VIENNA, Austria - In some ways, Hiasl is like any other Viennese: He indulges a weakness for pastry, likes to paint, and enjoys chilling out watching TV.
But he doesn't care for coffee, and he isn't actually a person - at least not yet.
In a case that could set a global legal precedent for granting basic rights to apes, animal-rights advocates want to get the 26-year-old male chimpanzee legally declared a person.
Hiasl's supporters argue he needs that status to become a legal entity that can receive donations and get a guardian to look out for his interests.
"Our main argument is that Hiasl is a person and has basic legal rights," said Eberhart Theuer, a lawyer leading the challenge on behalf of the Association Against Animal Factories, a Vienna animal-rights group.
"We mean the right to life, the right to not be tortured, the right to freedom under certain conditions," Theuer said. "We're not talking about the right to vote here."
The campaign began after the animal sanctuary where Hiasl (pronounced HEE-zul) and another chimp, Rosi, have lived for 25 years went bankrupt.
Activists want to ensure the apes don't wind up homeless if the shelter closes. Both have already suffered: They were captured as babies in Sierra Leone in 1982 and smuggled in a crate to Austria for use in pharmaceutical experiments. Customs officers intercepted the shipment and put the chimps in the shelter.

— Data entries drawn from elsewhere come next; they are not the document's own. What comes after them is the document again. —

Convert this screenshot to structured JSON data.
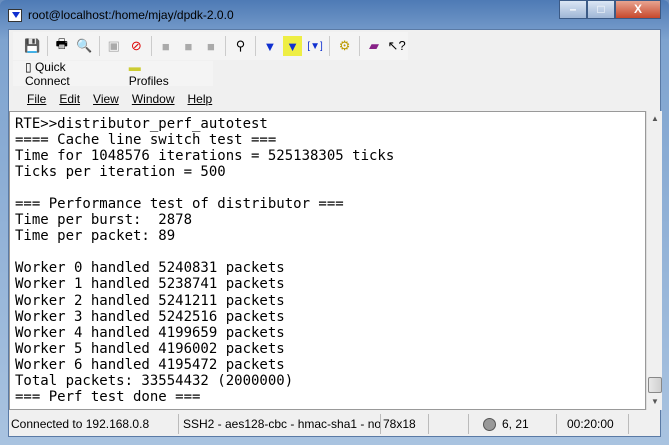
{
  "window": {
    "title": "root@localhost:/home/mjay/dpdk-2.0.0",
    "minimize": "–",
    "maximize": "□",
    "close": "X"
  },
  "quick": {
    "connect": "Quick Connect",
    "profiles": "Profiles"
  },
  "menu": [
    "File",
    "Edit",
    "View",
    "Window",
    "Help"
  ],
  "terminal": {
    "lines": [
      "RTE>>distributor_perf_autotest",
      "==== Cache line switch test ===",
      "Time for 1048576 iterations = 525138305 ticks",
      "Ticks per iteration = 500",
      "",
      "=== Performance test of distributor ===",
      "Time per burst:  2878",
      "Time per packet: 89",
      "",
      "Worker 0 handled 5240831 packets",
      "Worker 1 handled 5238741 packets",
      "Worker 2 handled 5241211 packets",
      "Worker 3 handled 5242516 packets",
      "Worker 4 handled 4199659 packets",
      "Worker 5 handled 4196002 packets",
      "Worker 6 handled 4195472 packets",
      "Total packets: 33554432 (2000000)",
      "=== Perf test done ==="
    ]
  },
  "status": {
    "connection": "Connected to 192.168.0.8",
    "cipher": "SSH2 - aes128-cbc - hmac-sha1 - no",
    "size": "78x18",
    "cursor": "6, 21",
    "time": "00:20:00"
  }
}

Their food and veterinary bills run about $6,800 a month. Donors have offered to help, but there's a catch: Under Austrian law, only a person can receive personal donations.
Organizers could set up a foundation to collect cash for Hiasl, whose life expectancy in captivity is about 60 years. But without basic rights, they contend, he could be sold to someone outside Austria, where the chimp is protected by strict animal-cruelty laws.
Austria isn't the only country where primate rights are being debated. Spain's parliament is considering a bill that would endorse the Great Ape Project, a Seattle-based international initiative to extend "fundamental moral and legal protections" to apes.
If Hiasl gets a guardian, "it will be the first time the species barrier will have been crossed for legal 'personhood,' " said Jan Creamer, chief executive of Animal Defenders International, which is working to end the use of primates in research.
Paula Stibbe, a Briton who teaches English in Vienna, petitioned a district court to be Hiasl's legal trustee. On April 24, Judge Barbara Bart rejected her request, ruling Hiasl didn't meet two key tests: He is neither mentally impaired nor in an emergency.
Although Bart expressed concern that awarding Hiasl a guardian could imply that animals enjoy the same legal status as humans, she didn't rule that he could never be considered a person.
Martin Balluch, who heads the Association Against Animal Factories, has asked a federal court to rule on guardianship.
"Chimps share 99.4 percent of their DNA with humans," he said. "OK, they're not Homo sapiens. But they're obviously also not things - the only other option the law provides."